At the other end of the spectrum is the English cottage, crafted from the cheapest and most accessible materials, but seldom lacking in ingenuity or simple grace. Both types of homes contribute mightily to the charm of England, and both are the subjects of fascinating new books.

Author Clive Aslet examines the grand country houses built since 1890 as mirrors of a changing way of life. By the late 1800s agriculture could no longer support these grand homes, and established country families had to put them on the market. In the upheaval, one-quarter of England's land changed hands.

The buyers had ''unprecedented sources of disposable income,'' Aslet notes. And they assumed that labor and fuel would always be plentiful and cheap. Indeed the data - if they knew of it - supported their belief: In 1901, despite a half-century of escalating industrialization, more people were in domestic service than in any other occupation.

''The Last Country Houses'' is Aslet's informed contribution to Yale's line of books on England's domestic architecture. To Aslet, architecture is not only a form of art but also social history in three dimensions.

The Edwardian era, he observes, for all its gloss, was marked by strikes, the suffrage movement, the threat of war, and the imposition of the income tax and death duties, all of which served to undermine the way of life represented by the country houses.

There was a resultant ''lowering of social barriers'' which ''came from the top,'' he writes, as Edward VII, ''whose tastes ran forever ahead of his income, '' turned to new friends who were amusing and rich.

Aslet classifies the country houses according to the motive for their construction.
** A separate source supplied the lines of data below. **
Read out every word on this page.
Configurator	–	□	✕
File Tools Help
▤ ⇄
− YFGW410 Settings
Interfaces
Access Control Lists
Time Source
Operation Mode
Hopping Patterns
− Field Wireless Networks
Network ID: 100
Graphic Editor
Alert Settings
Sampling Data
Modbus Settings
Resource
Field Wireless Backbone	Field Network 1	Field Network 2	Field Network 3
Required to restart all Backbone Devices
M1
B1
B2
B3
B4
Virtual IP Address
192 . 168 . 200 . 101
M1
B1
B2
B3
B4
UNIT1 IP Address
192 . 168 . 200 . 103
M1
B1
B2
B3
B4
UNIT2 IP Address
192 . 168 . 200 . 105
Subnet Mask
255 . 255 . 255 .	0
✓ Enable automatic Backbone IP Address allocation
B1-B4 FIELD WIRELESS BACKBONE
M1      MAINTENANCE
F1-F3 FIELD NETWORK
The ''smart'' house was built for social advantage, the ''romantic'' house to assuage nostalgia, to reclaim the idyll of country life.

Polesden Lacey in Surrey, with its eight main rooms (one small drawing room was reserved for playing bridge) and its counterparts in service spaces (including an ''ice room,'' ''drying room,'' and ''brushing room'') is the epitome of the smart house. Polesden's standard of comfort and elegance was high - fit, in fact, for a king.
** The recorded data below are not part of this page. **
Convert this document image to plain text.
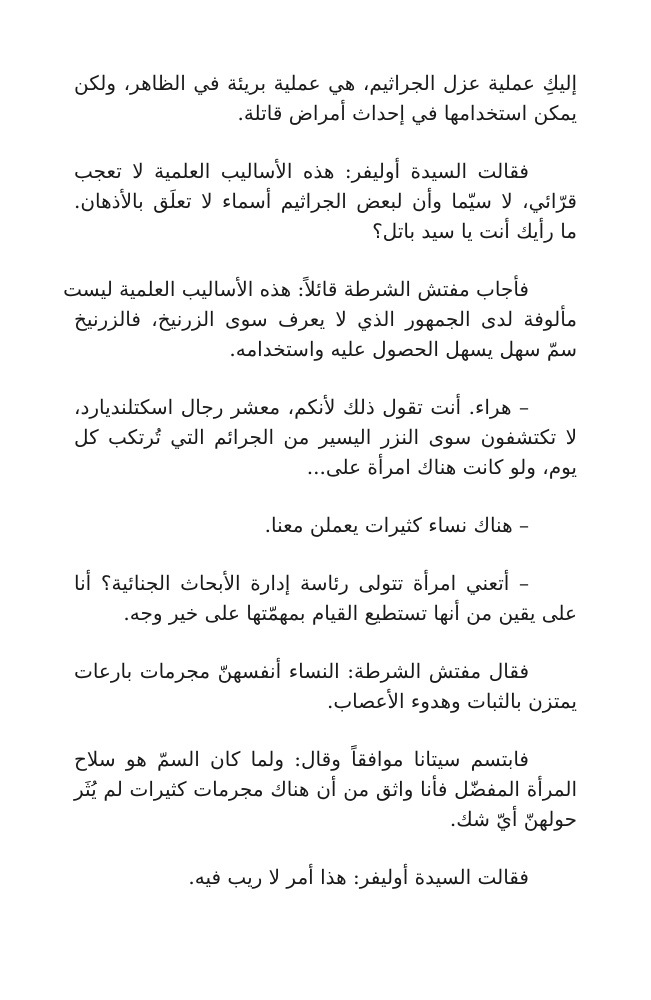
إليكِ عملية عزل الجراثيم، هي عملية بريئة في الظاهر، ولكن
يمكن استخدامها في إحداث أمراض قاتلة.

فقالت السيدة أوليفر: هذه الأساليب العلمية لا تعجب
قرّائي، لا سيّما وأن لبعض الجراثيم أسماء لا تعلَق بالأذهان.
ما رأيك أنت يا سيد باتل؟

فأجاب مفتش الشرطة قائلاً: هذه الأساليب العلمية ليست
مألوفة لدى الجمهور الذي لا يعرف سوى الزرنيخ، فالزرنيخ
سمّ سهل يسهل الحصول عليه واستخدامه.

– هراء. أنت تقول ذلك لأنكم، معشر رجال اسكتلنديارد،
لا تكتشفون سوى النزر اليسير من الجرائم التي تُرتكب كل
يوم، ولو كانت هناك امرأة على...

– هناك نساء كثيرات يعملن معنا.

– أتعني امرأة تتولى رئاسة إدارة الأبحاث الجنائية؟ أنا
على يقين من أنها تستطيع القيام بمهمّتها على خير وجه.

فقال مفتش الشرطة: النساء أنفسهنّ مجرمات بارعات
يمتزن بالثبات وهدوء الأعصاب.

فابتسم سيتانا موافقاً وقال: ولما كان السمّ هو سلاح
المرأة المفضّل فأنا واثق من أن هناك مجرمات كثيرات لم يُثَر
حولهنّ أيّ شك.

فقالت السيدة أوليفر: هذا أمر لا ريب فيه.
A typical romantic home is Melsetter House on the island of Hoy in the Orkneys. Clustered with its outbuildings in wild countryside, it looks more like an enchanted village than a house. Architect W. R. Lethaby worked ''with veneration for local traditions'' to give Melsetter a ''magic quality.'' Built of stone the color of the enfolding moor, it seems wedded to its site, achieving William Morris's dictum of goodness: It was ''a work of art and a piece of nature.''

If architectural magic derives from organic growth, then poverty and isolation could be considered advantages, as Candida Lycett Green amply demonstrates in her book on ''English Cottages'' She notes that the cottage-builders had few options; they used the ''nearest and cheapest'' materials.
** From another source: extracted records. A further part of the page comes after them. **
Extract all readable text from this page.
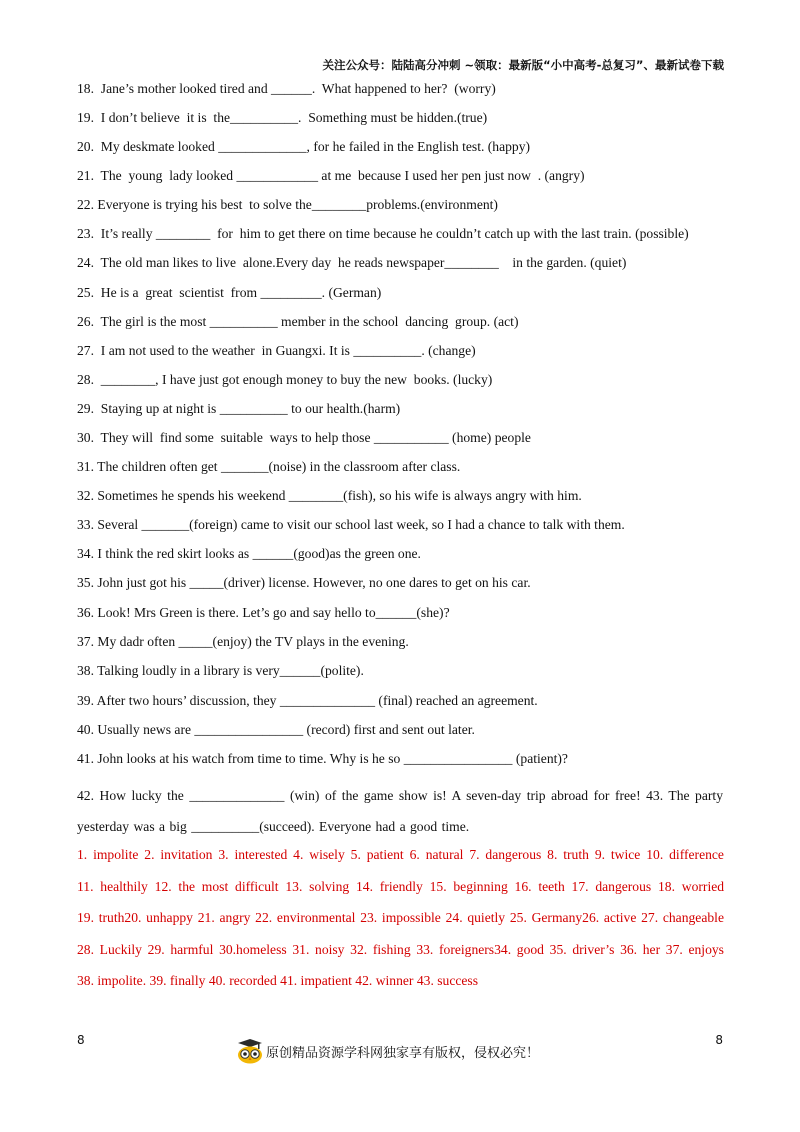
关注公众号：陆陆高分冲刺 ~领取：最新版“小中高考-总复习”、最新试卷下载
18.  Jane’s mother looked tired and ______.  What happened to her?  (worry)
19.  I don’t believe  it is  the__________.  Something must be hidden.(true)
20.  My deskmate looked _____________, for he failed in the English test. (happy)
21.  The  young  lady looked ____________ at me  because I used her pen just now  . (angry)
22. Everyone is trying his best  to solve the________problems.(environment)
23.  It’s really ________  for  him to get there on time because he couldn’t catch up with the last train. (possible)
24.  The old man likes to live  alone.Every day  he reads newspaper________    in the garden. (quiet)
25.  He is a  great  scientist  from _________. (German)
26.  The girl is the most __________ member in the school  dancing  group. (act)
27.  I am not used to the weather  in Guangxi. It is __________. (change)
28.  ________, I have just got enough money to buy the new  books. (lucky)
29.  Staying up at night is __________ to our health.(harm)
30.  They will  find some  suitable  ways to help those ___________ (home) people
31. The children often get _______(noise) in the classroom after class.
32. Sometimes he spends his weekend ________(fish), so his wife is always angry with him.
33. Several _______(foreign) came to visit our school last week, so I had a chance to talk with them.
34. I think the red skirt looks as ______(good)as the green one.
35. John just got his _____(driver) license. However, no one dares to get on his car.
36. Look! Mrs Green is there. Let’s go and say hello to______(she)?
37. My dadr often _____(enjoy) the TV plays in the evening.
38. Talking loudly in a library is very______(polite).
39. After two hours’ discussion, they ______________ (final) reached an agreement.
40. Usually news are ________________ (record) first and sent out later.
41. John looks at his watch from time to time. Why is he so ________________ (patient)?
42. How lucky the ______________ (win) of the game show is! A seven-day trip abroad for free! 43. The party yesterday was a big __________(succeed). Everyone had a good time.
1. impolite 2. invitation 3. interested 4. wisely 5. patient 6. natural 7. dangerous 8. truth 9. twice 10. difference 11. healthily 12. the most difficult 13. solving 14. friendly 15. beginning 16. teeth 17. dangerous 18. worried 19. truth20. unhappy 21. angry 22. environmental 23. impossible 24. quietly 25. Germany26. active 27. changeable 28. Luckily 29. harmful 30.homeless 31. noisy 32. fishing 33. foreigners34. good 35. driver’s 36. her 37. enjoys 38. impolite. 39. finally 40. recorded 41. impatient 42. winner 43. success
8	8
原创精品资源学科网独家享有版权，侵权必究！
England's complex geology yielded stone that varied from village to village. Rich stands of hardwood were plentiful. Filler was apt to be made of brick moulded from local clays. As a result cottages ''seemed to be growing out of the landscape.'' And isolation ensured that ''peculiarities became inherent, fashions were almost unknown, innovations untried and outside influences prevented.''

The Industrial Revolution brought better roads, canals, and, finally, railroads. Thus came new materials and ideas, and the advent of the pattern book and blueprint brought the era of ''unconscious'' construction to an end. With the influence of foreign travel, romantic paintings, and pastoral poetry, the cottage became ''theatrical,'' the village a stage set. The picturesque cottages of the Gothic revival satisfied the same nostalgia for other-ness as the romantic country house.

Edwardian Arts & Crafts architecture the best traditional features, and made them work as they had never worked before,'' in cottages where ''the touch and feel of things was as important as the look of them.'' The irony of these late and beautiful cottages is that no true cottager could afford them.

''English Cottages'' is illustrated with superb photographs by Tony Evans. Candida Lycett Green's text is brisk, knowing, well-formed, and generous. The captions brim with information.